A day after Mayor Bill de Blasio traveled to Albany to try to convince state lawmakers that he should remain in charge of turning around the city’s lowest-performing schools, Gov. Andrew Cuomo challenged that assertion with a new report highlighting those schools’ struggles.

The report focuses on the 178 schools that Cuomo singled out as the worst in the state in his education-focused budget proposal last month, more than half of which are in New York City. Its contents offer little new to the debate over how to fix underperforming schools, besides reiterating grim metrics: Few students are proficient in reading or math, and graduation rates are far below the state average.

How to improve public education has become a flashpoint in the governor’s relationship with de Blasio. But whereas last year’s battle centered around charter schools, the two men are now at odds over how long to wait before taking more drastic measures in struggling schools.

The report aims to bolster Cuomo’s argument that the state should be allowed to seize control of the schools and hand them over to outside organizations. Cuomo’s takeover plan would allow “receivers” to restructure the low-ranked schools, overhaul their curriculums, and override labor agreements in order to fire “underperforming” teachers and administrators.
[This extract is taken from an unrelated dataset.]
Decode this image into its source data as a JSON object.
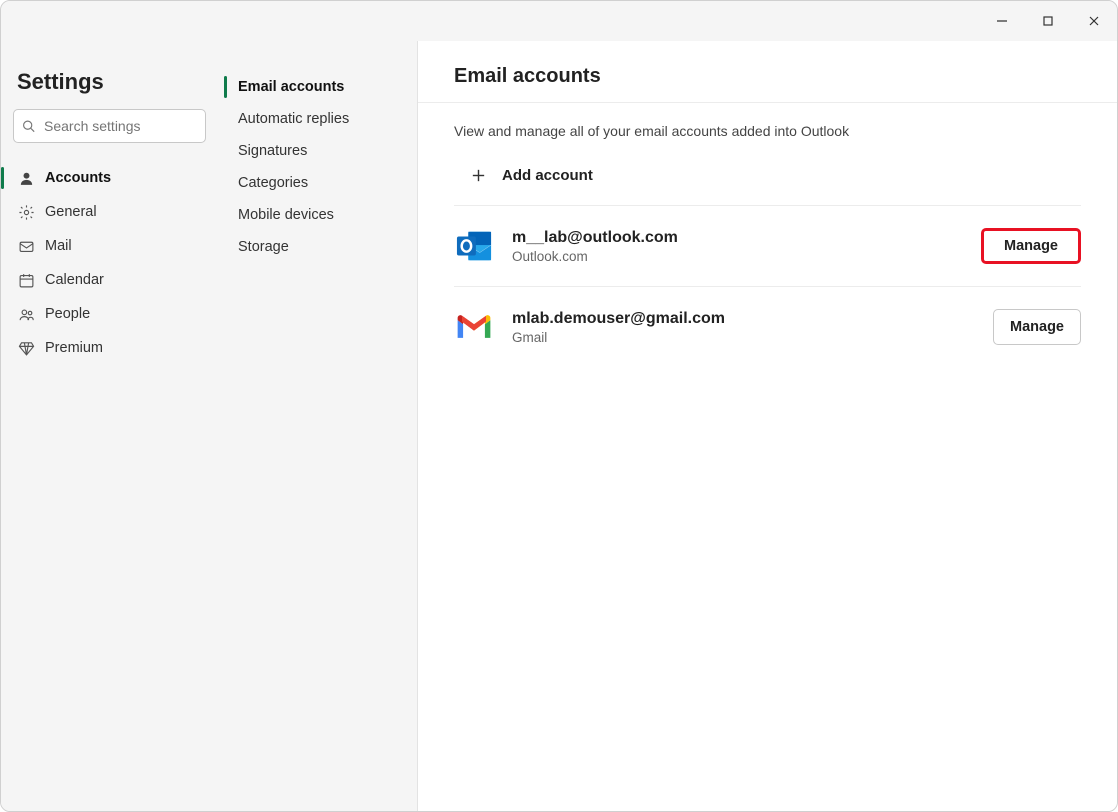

It also serves as a response to Cuomo’s critics who say schools are struggling in part because they are underfunded. Most districts in the report spend significantly more per student than the national average, $10,608, and that schools have continued to struggle even as funding increased. (New York City spent $20,226 per student and has received a 13 percent increase in state aid over the last three years.)
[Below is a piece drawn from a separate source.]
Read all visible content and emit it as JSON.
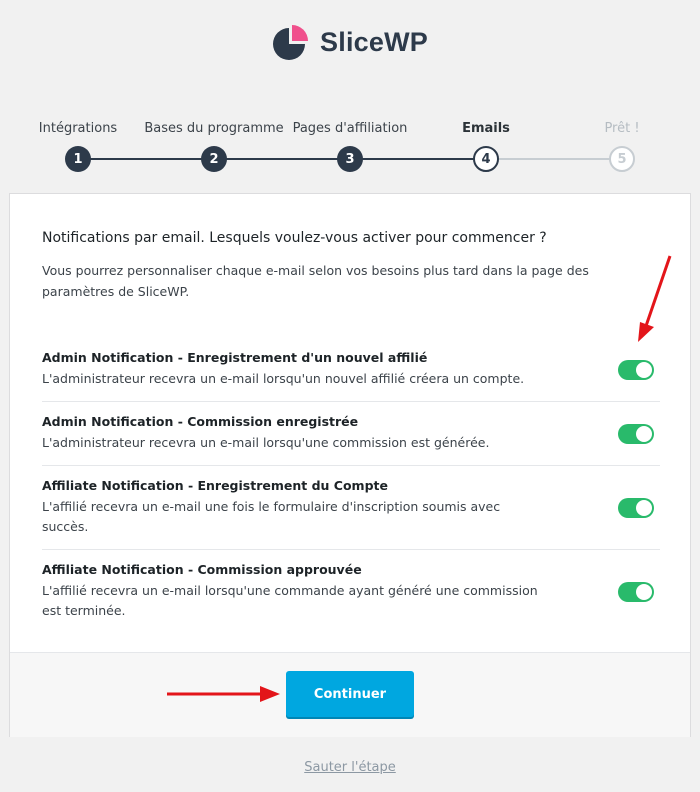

“This is the real scandal in Albany, the alarming fact that state government has stood by and done nothing as generation after generation of students have passed through failing schools,” Cuomo said in a statement accompanying a press release about the report.
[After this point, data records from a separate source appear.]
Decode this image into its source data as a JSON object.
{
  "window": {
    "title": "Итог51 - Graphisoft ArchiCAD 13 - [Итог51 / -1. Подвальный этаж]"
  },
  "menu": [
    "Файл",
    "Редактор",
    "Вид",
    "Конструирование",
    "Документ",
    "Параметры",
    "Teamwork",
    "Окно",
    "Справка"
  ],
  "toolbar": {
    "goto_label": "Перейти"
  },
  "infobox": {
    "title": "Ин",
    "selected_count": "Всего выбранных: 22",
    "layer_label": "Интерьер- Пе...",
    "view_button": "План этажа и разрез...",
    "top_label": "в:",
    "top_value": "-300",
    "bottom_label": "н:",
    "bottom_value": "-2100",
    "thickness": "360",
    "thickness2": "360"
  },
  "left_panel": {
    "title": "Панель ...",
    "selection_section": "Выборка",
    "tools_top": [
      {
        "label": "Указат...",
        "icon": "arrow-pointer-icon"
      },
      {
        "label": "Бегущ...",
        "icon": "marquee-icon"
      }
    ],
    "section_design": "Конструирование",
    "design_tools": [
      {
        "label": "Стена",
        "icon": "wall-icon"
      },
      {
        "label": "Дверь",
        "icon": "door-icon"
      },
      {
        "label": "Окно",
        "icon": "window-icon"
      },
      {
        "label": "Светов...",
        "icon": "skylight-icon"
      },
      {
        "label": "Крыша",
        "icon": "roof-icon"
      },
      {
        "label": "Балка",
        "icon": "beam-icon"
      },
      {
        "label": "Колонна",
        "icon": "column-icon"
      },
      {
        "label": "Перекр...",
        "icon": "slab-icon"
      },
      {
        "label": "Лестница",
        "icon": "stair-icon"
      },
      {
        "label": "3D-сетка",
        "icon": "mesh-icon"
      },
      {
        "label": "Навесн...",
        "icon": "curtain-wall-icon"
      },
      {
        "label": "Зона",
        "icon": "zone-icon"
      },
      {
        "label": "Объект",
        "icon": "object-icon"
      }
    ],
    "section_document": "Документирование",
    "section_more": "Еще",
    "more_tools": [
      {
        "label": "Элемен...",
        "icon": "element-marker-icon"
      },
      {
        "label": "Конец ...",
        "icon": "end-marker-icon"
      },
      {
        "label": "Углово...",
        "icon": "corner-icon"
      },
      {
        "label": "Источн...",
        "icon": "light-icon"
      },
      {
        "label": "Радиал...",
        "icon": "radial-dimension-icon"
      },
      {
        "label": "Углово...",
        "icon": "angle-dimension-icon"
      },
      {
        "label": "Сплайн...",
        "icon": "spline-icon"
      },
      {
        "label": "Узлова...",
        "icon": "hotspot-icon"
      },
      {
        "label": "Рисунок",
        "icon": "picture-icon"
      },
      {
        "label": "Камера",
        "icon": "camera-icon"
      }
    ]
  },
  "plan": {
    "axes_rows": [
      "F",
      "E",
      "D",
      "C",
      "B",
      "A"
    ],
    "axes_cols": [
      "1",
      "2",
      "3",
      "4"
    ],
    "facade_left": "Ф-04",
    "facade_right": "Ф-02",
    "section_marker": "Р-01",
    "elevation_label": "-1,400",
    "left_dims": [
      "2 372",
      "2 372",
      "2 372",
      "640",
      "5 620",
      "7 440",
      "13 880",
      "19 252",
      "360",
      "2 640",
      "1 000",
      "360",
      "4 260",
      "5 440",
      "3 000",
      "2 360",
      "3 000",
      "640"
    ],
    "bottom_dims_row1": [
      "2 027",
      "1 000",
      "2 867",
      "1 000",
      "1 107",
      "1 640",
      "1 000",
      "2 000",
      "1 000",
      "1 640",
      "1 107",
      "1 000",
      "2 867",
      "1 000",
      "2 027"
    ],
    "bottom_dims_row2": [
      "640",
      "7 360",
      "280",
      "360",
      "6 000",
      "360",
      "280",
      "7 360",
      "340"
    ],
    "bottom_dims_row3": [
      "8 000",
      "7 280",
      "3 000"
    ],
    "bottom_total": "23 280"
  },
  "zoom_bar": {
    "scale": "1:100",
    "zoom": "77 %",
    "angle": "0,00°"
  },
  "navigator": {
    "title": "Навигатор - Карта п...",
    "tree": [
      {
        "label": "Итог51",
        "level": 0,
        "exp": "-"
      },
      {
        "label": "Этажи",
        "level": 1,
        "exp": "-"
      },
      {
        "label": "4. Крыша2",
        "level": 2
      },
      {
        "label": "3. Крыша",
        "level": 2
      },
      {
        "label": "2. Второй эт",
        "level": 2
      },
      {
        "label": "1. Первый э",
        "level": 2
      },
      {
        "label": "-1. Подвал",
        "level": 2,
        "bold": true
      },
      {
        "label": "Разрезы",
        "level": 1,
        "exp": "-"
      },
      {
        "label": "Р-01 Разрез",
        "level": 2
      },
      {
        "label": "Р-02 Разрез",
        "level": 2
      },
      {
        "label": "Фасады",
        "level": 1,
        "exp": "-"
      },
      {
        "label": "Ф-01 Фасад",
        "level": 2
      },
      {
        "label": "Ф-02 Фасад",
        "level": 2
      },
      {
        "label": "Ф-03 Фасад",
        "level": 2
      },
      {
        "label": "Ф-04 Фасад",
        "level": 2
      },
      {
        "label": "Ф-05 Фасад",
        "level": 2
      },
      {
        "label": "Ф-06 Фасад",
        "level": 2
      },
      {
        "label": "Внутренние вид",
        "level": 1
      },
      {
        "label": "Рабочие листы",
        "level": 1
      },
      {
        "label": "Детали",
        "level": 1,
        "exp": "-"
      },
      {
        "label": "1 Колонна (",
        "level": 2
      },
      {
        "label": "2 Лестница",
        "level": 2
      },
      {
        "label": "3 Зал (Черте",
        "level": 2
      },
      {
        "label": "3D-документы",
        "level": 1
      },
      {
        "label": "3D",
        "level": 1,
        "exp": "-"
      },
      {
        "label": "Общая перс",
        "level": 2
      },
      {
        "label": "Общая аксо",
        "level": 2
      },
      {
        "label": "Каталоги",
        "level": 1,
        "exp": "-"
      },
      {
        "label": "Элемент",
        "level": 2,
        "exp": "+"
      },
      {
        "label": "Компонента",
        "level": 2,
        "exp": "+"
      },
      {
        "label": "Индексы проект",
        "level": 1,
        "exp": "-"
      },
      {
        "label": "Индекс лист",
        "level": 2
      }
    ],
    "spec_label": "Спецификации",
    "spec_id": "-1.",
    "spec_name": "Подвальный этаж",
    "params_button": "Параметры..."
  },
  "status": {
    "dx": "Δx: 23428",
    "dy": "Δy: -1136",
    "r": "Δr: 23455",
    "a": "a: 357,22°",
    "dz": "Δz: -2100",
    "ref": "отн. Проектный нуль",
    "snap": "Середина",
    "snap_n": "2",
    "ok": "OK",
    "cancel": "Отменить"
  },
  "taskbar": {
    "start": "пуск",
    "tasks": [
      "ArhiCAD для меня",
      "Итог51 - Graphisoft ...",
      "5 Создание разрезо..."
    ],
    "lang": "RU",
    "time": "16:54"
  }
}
Fifty-two of the city schools highlighted in the report are already a part of de Blasio’s signature school-improvement initiative, which gives school staff extra support and resources and three years to improve. De Blasio defended the plan in Albany on Wednesday and argued that Cuomo’s three-year extension of mayoral control in New York City was insufficient.

“This is an aggressive and exhaustive effort, and we will hold these schools – and our system as a whole – accountable for serious improvement,” education department spokeswoman Devora Kaye said in a statement about the Renewal Schools. The report also includes 18 city schools that will soon close, a process that began during the Bloomberg administration.

The struggling-schools showdown will be ratcheted up again next week, when advocacy groups aligned with the governor are planning to bring thousands of parents, teachers, and students to Albany for a rally in support of Cuomo’s proposal. The city teachers union is planning its own lobbying event on the same day.

The two leaders don’t seem likely to land on the same page. As de Blasio defended his turnaround program on Wednesday, Cuomo held a press conference during which he dismissed de Blasio’s points, though the two later had a discussion de Blasio described as “productive.”

Groups that have been protesting Cuomo’s education proposals said his report was too dismissive of the funding gap between poor and wealthy districts in the state.

“Inequality in how public schools are funded has reached record levels since this governor took office,” said Andrew Palotta, a vice president with the state teachers union.